Personal information
- Born: November 18, 1952 (age 73) Vejle, Denmark
- Listed height: 5 ft 11 in (1.80 m)
- Listed weight: 165 lb (75 kg)

Career information
- High school: Manistee (Manistee, Michigan, U.S.)
- College: Michigan State
- NFL draft: 1978: undrafted

Career history
- Atlanta Falcons (1978)*; Philadelphia Eagles (1979)*; Chicago Bears (1981);
- * Offseason and/or practice squad member only

Awards and highlights
- First-team All-Big Ten (1977);

Career NFL statistics
- Field goals made: 0
- Field goal attempts: 2
- Extra points made: 8
- Extra points attempted: 8
- Stats at Pro Football Reference

= Hans Nielsen (American football) =

Danish gridiron football player (born 1952)

Hans Jorgen Nielsen (born November 18, 1952) is a former American football kicker who played for the Chicago Bears in the National Football League (NFL).

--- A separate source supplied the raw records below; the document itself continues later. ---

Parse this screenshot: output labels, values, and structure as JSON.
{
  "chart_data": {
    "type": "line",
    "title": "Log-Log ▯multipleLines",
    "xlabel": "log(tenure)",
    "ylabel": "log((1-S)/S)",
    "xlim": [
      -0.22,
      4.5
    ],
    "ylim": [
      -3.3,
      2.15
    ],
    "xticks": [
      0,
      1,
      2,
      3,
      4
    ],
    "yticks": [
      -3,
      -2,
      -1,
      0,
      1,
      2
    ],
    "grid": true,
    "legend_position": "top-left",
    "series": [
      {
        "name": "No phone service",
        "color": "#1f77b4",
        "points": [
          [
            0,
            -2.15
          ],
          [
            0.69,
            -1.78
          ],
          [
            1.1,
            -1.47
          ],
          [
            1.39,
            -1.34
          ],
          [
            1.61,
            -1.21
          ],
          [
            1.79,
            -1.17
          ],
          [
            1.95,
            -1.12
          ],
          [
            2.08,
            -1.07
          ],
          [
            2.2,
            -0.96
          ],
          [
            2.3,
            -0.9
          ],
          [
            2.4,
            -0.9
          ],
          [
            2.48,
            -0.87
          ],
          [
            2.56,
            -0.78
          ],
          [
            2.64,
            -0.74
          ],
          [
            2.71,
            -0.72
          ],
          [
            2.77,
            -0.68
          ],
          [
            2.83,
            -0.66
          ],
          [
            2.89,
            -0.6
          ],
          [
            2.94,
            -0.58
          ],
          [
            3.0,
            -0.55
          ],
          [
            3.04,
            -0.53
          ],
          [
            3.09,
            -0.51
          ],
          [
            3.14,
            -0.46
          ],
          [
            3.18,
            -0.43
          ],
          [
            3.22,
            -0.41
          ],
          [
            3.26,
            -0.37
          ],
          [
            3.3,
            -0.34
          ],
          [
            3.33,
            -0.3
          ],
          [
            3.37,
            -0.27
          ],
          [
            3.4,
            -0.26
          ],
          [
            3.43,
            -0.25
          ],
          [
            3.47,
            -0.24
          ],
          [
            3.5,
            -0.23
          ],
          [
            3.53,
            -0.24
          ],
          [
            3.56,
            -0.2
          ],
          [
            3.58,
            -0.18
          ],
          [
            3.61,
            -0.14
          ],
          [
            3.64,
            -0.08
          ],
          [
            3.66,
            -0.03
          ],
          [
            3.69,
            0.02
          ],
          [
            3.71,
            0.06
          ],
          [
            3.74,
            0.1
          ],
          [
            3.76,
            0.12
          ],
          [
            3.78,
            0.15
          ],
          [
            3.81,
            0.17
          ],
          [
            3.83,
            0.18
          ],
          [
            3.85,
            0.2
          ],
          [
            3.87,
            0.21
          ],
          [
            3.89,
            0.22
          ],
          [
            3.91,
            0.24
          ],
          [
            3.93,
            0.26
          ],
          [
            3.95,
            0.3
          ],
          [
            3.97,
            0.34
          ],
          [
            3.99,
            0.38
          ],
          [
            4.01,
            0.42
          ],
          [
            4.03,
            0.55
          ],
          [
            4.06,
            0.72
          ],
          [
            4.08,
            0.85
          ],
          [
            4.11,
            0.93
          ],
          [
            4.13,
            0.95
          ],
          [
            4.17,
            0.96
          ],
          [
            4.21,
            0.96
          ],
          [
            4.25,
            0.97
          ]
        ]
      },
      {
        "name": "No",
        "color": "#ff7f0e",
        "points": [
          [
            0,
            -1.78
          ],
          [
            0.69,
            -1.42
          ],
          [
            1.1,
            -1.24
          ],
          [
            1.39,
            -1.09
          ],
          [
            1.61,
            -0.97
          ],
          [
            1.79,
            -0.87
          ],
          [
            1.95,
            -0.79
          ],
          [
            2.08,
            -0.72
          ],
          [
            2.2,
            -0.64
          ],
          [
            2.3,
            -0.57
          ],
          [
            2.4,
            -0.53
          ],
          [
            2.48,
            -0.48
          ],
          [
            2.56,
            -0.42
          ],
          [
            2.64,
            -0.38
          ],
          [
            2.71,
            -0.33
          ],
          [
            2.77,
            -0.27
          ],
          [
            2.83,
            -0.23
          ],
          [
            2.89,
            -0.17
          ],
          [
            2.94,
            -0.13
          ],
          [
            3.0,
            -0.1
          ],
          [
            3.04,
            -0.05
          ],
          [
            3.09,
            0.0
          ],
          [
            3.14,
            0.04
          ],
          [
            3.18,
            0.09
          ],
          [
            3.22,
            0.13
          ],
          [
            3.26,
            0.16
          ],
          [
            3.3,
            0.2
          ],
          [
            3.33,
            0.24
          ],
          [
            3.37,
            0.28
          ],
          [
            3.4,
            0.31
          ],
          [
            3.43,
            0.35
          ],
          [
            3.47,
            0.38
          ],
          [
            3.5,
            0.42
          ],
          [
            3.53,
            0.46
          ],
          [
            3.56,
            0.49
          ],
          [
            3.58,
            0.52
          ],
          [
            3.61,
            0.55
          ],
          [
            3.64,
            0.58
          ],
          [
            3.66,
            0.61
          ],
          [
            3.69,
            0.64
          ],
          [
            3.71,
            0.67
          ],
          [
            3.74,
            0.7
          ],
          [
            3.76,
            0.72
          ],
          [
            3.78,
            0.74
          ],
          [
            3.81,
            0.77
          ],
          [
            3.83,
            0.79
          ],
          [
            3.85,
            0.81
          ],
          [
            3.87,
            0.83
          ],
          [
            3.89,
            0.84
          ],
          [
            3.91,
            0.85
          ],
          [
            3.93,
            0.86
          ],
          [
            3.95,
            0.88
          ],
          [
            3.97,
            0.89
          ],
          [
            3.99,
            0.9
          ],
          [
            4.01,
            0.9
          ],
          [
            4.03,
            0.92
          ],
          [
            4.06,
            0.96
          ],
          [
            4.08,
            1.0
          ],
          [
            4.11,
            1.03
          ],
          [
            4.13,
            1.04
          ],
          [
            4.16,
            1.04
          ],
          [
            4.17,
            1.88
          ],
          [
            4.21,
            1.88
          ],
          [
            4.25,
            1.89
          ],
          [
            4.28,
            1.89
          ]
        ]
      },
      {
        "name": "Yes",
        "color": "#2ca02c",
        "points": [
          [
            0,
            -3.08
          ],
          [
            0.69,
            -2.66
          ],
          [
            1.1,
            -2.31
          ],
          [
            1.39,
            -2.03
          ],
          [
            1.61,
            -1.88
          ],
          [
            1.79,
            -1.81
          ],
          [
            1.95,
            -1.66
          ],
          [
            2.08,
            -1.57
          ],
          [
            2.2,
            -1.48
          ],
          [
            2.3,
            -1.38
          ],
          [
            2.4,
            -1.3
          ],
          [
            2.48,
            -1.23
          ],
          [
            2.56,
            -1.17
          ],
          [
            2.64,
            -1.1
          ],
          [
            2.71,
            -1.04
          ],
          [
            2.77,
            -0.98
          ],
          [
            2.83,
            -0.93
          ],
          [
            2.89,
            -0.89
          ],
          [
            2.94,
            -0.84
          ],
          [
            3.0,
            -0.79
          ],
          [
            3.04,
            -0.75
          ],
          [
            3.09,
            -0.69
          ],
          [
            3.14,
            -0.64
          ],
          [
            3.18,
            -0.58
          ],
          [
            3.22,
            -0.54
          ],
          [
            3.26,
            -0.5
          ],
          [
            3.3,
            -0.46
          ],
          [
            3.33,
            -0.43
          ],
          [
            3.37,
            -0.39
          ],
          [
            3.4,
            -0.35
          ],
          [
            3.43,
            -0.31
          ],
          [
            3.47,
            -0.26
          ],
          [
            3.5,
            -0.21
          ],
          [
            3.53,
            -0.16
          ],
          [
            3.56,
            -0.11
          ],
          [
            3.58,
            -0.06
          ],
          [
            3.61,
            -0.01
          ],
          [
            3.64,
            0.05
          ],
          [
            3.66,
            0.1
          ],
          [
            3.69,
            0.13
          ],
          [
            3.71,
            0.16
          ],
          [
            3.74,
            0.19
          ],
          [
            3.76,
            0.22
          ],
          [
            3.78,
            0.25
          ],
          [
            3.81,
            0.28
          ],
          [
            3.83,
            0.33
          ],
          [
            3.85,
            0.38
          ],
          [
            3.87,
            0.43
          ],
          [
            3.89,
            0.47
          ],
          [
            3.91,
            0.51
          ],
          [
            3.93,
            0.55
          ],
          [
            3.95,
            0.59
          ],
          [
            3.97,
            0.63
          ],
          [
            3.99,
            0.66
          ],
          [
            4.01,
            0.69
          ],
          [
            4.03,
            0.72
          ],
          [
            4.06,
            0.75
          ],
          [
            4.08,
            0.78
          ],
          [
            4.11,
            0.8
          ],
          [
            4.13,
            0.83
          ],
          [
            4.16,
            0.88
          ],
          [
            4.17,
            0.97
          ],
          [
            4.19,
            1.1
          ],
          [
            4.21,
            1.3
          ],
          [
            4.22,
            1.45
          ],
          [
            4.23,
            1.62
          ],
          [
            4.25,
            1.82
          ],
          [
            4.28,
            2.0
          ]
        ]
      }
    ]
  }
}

He played college football at Michigan State University.

== College career ==
Nielsen played college football at Michigan State from 1976 to 1977. In his collegiate career, he made 54-of-57 extra point attempts and 28-of-50 field goal attempts.

== Professional career ==
Nielsen's only season that he played was with the Chicago Bears in 1981. In week 5, his last career game against the Minnesota Vikings, he made all three extra-point attempts but missed a game-tying field goal resulting in a 21–24 loss. He was released after the miss, playing in 3 games with the team. Overall, he made 0-of-2 field goals and 8-of-8 extra-point attempts.

== Personal life ==
Since his football career ended, he now works in the pest control industry. He enjoys being outdoors, gardening, and many sports.